Underlying the policy is the principle that the World Bank (namely the International Bank for Reconstruction and Development and the International Development Association) will disclose any information in its possession that is not on its list of exceptions. The exceptions include the following:
* Personal Information
* Communications of Governors and/or Executive Directors’ Offices
* Ethics Committee
* Attorney-Client Privilege
* Security and Safety
* Information Restricted Under Separate Disclosure Regimes and Other Investigative Information
* Information Provided by Member Countries or Third Parties in Confidence
* Corporate Administrative Matters
* Deliberative Information
* Financial Information (Forecasts, Analysis, Transactions, Banking and Billing)
The policy also outlines a clear process for making information publicly available and provides a right to appeal if information-seekers believe they were improperly or unreasonably denied access to information or there is a public interest case to override an exception that restricts access to certain information.

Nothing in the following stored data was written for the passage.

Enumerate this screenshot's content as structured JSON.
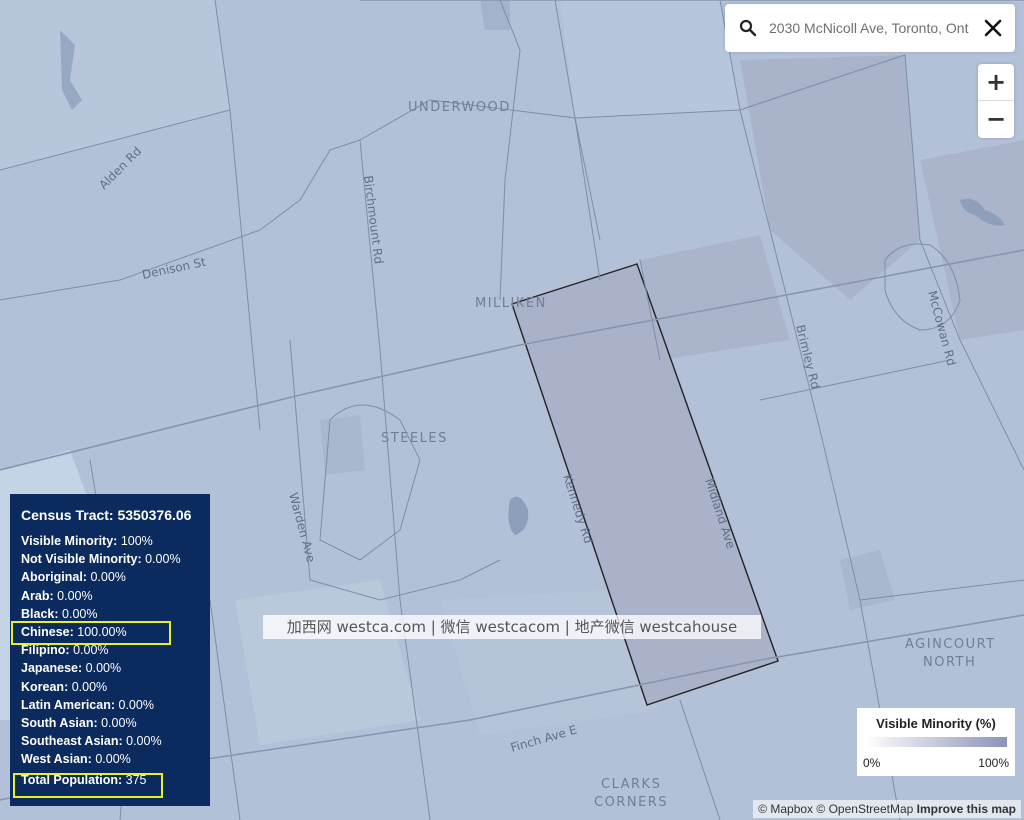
{
  "search": {
    "value": "2030 McNicoll Ave, Toronto, Ont"
  },
  "zoom": {
    "in_label": "+",
    "out_label": "−"
  },
  "map_labels": {
    "underwood": "UNDERWOOD",
    "milliken": "MILLIKEN",
    "steeles": "STEELES",
    "agincourt_north_1": "AGINCOURT",
    "agincourt_north_2": "NORTH",
    "clarks_corners_1": "CLARKS",
    "clarks_corners_2": "CORNERS"
  },
  "road_labels": {
    "alden": "Alden Rd",
    "denison": "Denison St",
    "birchmount": "Birchmount Rd",
    "warden": "Warden Ave",
    "kennedy": "Kennedy Rd",
    "midland": "Midland Ave",
    "brimley": "Brimley Rd",
    "mccowan": "McCowan Rd",
    "finch": "Finch Ave E"
  },
  "panel": {
    "title": "Census Tract: 5350376.06",
    "rows": [
      {
        "label": "Visible Minority:",
        "value": "100%"
      },
      {
        "label": "Not Visible Minority:",
        "value": "0.00%"
      },
      {
        "label": "Aboriginal:",
        "value": "0.00%"
      },
      {
        "label": "Arab:",
        "value": "0.00%"
      },
      {
        "label": "Black:",
        "value": "0.00%"
      },
      {
        "label": "Chinese:",
        "value": "100.00%"
      },
      {
        "label": "Filipino:",
        "value": "0.00%"
      },
      {
        "label": "Japanese:",
        "value": "0.00%"
      },
      {
        "label": "Korean:",
        "value": "0.00%"
      },
      {
        "label": "Latin American:",
        "value": "0.00%"
      },
      {
        "label": "South Asian:",
        "value": "0.00%"
      },
      {
        "label": "Southeast Asian:",
        "value": "0.00%"
      },
      {
        "label": "West Asian:",
        "value": "0.00%"
      }
    ],
    "total_label": "Total Population:",
    "total_value": "375"
  },
  "legend": {
    "title": "Visible Minority (%)",
    "min_label": "0%",
    "max_label": "100%",
    "color_low": "#ffffff",
    "color_high": "#8b93b8"
  },
  "watermark": "加西网 westca.com | 微信 westcacom | 地产微信 westcahouse",
  "attribution": {
    "mapbox": "© Mapbox",
    "osm": "© OpenStreetMap",
    "improve": "Improve this map"
  },
  "colors": {
    "map_fill": "#b3c1d8",
    "light_tract": "#c4d3e6",
    "selected_tract": "#aab2c9",
    "panel_bg": "#0b2a5e",
    "highlight": "#e8ee2a"
  }
}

How has the policy changed?
Over the past 20 years, the World Bank’s policy on disclosing information has gradually evolved. Before the adoption of the Policy on Access to Information, the World Bank’s approach had been to spell out what documents the World Bank discloses. The World Bank’s Policy on Access to Information, which became effective on July 1, 2010, was a pivotal shift in the World Bank’s approach to making information available to the public.

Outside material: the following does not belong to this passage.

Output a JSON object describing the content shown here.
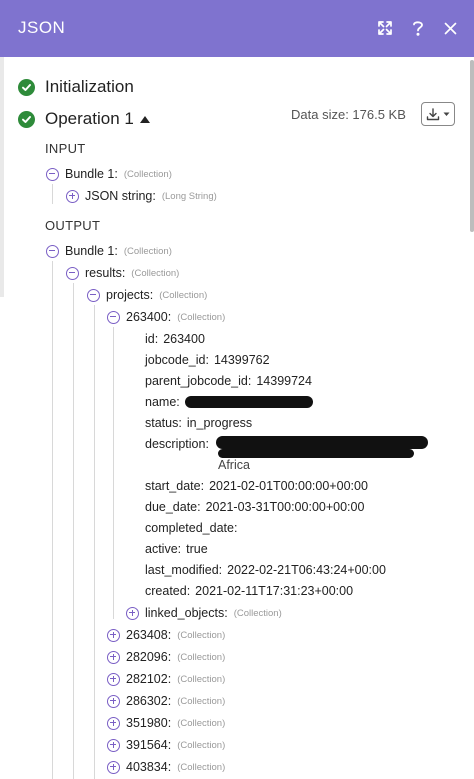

The World Bank Access to Information Policy was revised by the World Bank’s Board on April 3, 2013. The Policy, as revised, took effect on July 1, 2013. The World Bank recognizes that transparency and accountability are of fundamental importance to the development process and to achieving its mission to end extreme poverty and promote shared prosperity. Transparency is essential to building and maintaining public dialogue and increasing public awareness about the Bank’s development role and mission. It is also critical for enhancing good governance, accountability, and development effectiveness. Openness promotes engagement with stakeholders, which, in turn, improves the design and implementation of projects and policies, and strengthens development outcomes. It facilitates public oversight of Bank supported operations during their preparation and implementation, which not only assists in exposing potential wrongdoing and corruption, but also enhances the possibility that problems will be identified and addressed early on.

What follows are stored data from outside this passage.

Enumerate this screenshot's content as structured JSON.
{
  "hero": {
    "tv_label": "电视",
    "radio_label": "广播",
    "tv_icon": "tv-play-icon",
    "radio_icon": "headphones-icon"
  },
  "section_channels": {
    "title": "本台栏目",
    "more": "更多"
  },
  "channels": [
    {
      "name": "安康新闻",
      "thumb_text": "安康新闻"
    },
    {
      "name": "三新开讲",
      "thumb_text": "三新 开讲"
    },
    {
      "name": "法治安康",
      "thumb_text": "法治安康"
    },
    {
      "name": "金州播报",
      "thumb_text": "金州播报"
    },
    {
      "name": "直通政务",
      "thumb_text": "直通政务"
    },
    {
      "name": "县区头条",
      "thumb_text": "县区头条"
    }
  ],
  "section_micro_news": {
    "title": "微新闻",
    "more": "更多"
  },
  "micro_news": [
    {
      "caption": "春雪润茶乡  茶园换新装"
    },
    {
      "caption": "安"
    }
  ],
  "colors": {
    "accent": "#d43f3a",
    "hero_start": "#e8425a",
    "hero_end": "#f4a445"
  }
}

With the wealth of information available to the public online, I want to strongly urge students and faculty of the University of Liberia to regularly visit the Bank’s website to gain access to valuable information. The Bank supported bringing of the Fiber Optic Cable to Liberia to assist various institutions, including learning institutions like the University of Liberia to help students and faculty members gain access to affordable internet services. Through research using the internet, your quest for knowledge will be partly satisfied. Therefore, I want to challenge you honored graduates to pursue knowledge through research. This will help you contribute to the growth and development of Liberia.
On behalf of the World Bank, a development institution, I want to assure you Madam President of our continuing commitment to working with the University of Liberia and other higher institutions of learning. Our collaboration with you all will greatly contribute to the Human Development capacity in Liberia, which is very essential for the continuous growth and development of Liberia. I want to pay tribute to former University of Liberia President Dr. Emmett Dennis, who laid the foundation for this important partnership. We pledge to continue this professional relationship.